Risk on is the name of the investing game right now with the S&P 500 back above the 3000 level and the ten-year treasury yields sneaking back up over .7%. Bad economic reports and flare-ups political between the U.S. and China have quickly been shrugged off as “priced in” and every glimpse of promising results from vaccination studies are aggressively bought. Although a Bloomberg survey of current business conditions is literally the worst ever, a similar survey of expectations of better business ahead is at the highest level ever. Of course, everyone is acknowledging that the backstop the FED has provided is the de facto driving force for asset markets. The FED has been on a buying binge (they have even bought junk bond ETFs) to support markets and their balance sheet has rocketed over $7 trillion ($7.037 trillion as of last Wednesday.)

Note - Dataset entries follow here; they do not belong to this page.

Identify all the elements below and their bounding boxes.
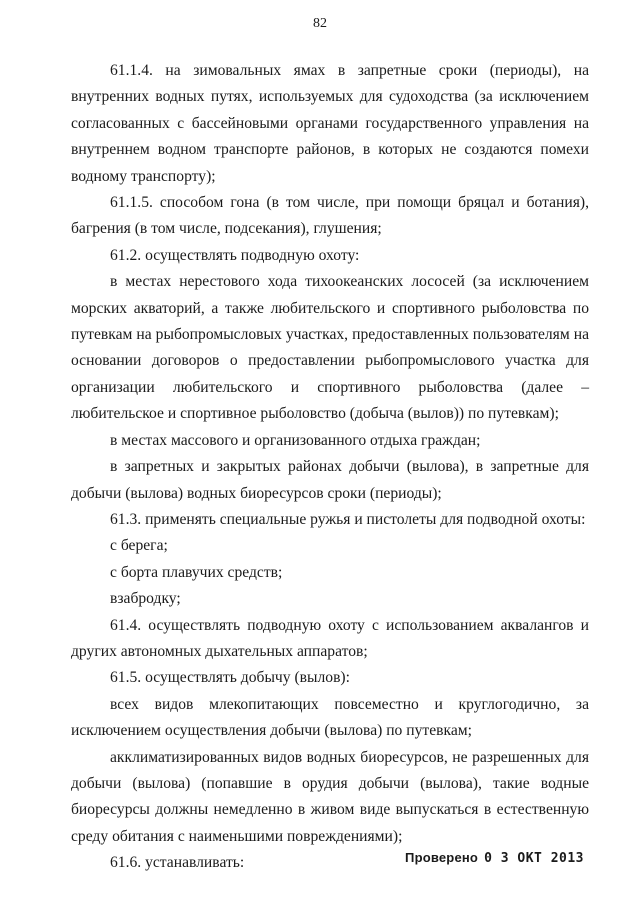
paragraph-61-5: 61.5. осуществлять добычу (вылов): — [110, 669, 350, 687]
verification-stamp — [405, 850, 584, 866]
paragraph-acclimatized: акклиматизированных видов водных биоресурсов, не разрешенных для добычи (вылова) (попавшие в орудия добычи (вылова), такие водные биоресурсы должны немедленно в живом виде выпускаться в естественную среду обитания с наименьшими повреждениями); — [71, 748, 589, 845]
paragraph-61-2: 61.2. осуществлять подводную охоту: — [110, 246, 360, 264]
paragraph-61-1-4: 61.1.4. на зимовальных ямах в запретные сроки (периоды), на внутренних водных путях, используемых для судоходства (за исключением согласованных с бассейновыми органами государственного управления на внутреннем водном транспорте районов, в которых не создаются помехи водному транспорту); — [71, 62, 589, 185]
paragraph-spawning-places: в местах нерестового хода тихоокеанских лососей (за исключением морских акваторий, а также любительского и спортивного рыболовства по путевкам на рыбопромысловых участках, предоставленных пользователям на основании договоров о предоставлении рыбопромыслового участка для организации любительского и спортивного рыболовства (далее – любительское и спортивное рыболовство (добыча (вылов)) по путевкам); — [71, 273, 589, 423]
paragraph-recreation-places: в местах массового и организованного отдыха граждан; — [110, 431, 481, 449]
paragraph-from-shore: с берега; — [110, 537, 168, 555]
paragraph-restricted-areas: в запретных и закрытых районах добычи (вылова), в запретные для добычи (вылова) водных биоресурсов сроки (периоды); — [71, 458, 589, 502]
paragraph-61-1-5: 61.1.5. способом гона (в том числе, при помощи бряцал и ботания), багрения (в том числе, подсекания), глушения; — [71, 194, 589, 238]
paragraph-from-boat: с борта плавучих средств; — [110, 563, 283, 581]
page-number: 82 — [313, 16, 327, 31]
paragraph-61-4: 61.4. осуществлять подводную охоту с использованием аквалангов и других автономных дыхательных аппаратов; — [71, 616, 589, 660]
paragraph-61-6: 61.6. устанавливать: — [110, 854, 245, 872]
verified-date-stamp: 0 3 ОКТ 2013 — [484, 851, 584, 866]
verified-label: Проверено — [405, 850, 479, 865]
paragraph-mammals: всех видов млекопитающих повсеместно и круглогодично, за исключением осуществления добычи (вылова) по путевкам; — [71, 695, 589, 740]
paragraph-61-3: 61.3. применять специальные ружья и пистолеты для подводной охоты: — [110, 510, 586, 528]
document-body — [71, 58, 589, 877]
paragraph-wading: взабродку; — [110, 590, 181, 608]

Stock markets worldwide, in fact have picked up considerably as other central banks are following suit – flooding the markets with “liquidity” as the fundamentals of the world economy take the biggest hit in history. Foreign governments are also following suit with free-money handouts/bailouts just as in the U.S. As an example, the Bundesbank in Germany just authored a $10 Billion bailout of Lufthansa. There is quite an obvious disconnect between stock prices and current economic reality. Time will tell whether the gap is corrected by an economic resurgence or by lower asset valuations. However, there is still a tremendous amount of economic damage to contend with over the months to come. For the second quarter, GDP estimates in the -30.5% (NY Fed) to -41.9% (Atlanta Fed) tracking range. Whether the realized contraction of the U.S. economy is simply dismissed as priced-in or if it shocks risk assets off their upward trajectory will largely be a function of investors’ interpretation of the Fed’s reaction-function to additional weakness as the post-pandemic landscape comes into focus. Right now, investors are depending on the Federal Reserve not having come close to exhausting its toolbox. What specifically the FED will focus on is speculative and timing is questionable, but the FOMC has a strong incentive to keep something in reserve once V-shape recovery ambitions are fully abandoned.
The magnitude of this economic contraction is so extreme that there is not any historical context. The speed and power of the March contraction in asset prices has left us looking for a benchmark for valuation as the majority of corporations are not guiding going forward and the concept of Price-to-Earnings ratios, for example, are completely ambiguous. The rebound in markets will undoubtedly overextend and although we don’ t know where that over-extension is price or time-wise, we are sure to see some risk priced back in to the market as the economic switch isn’t magically turned back on in June.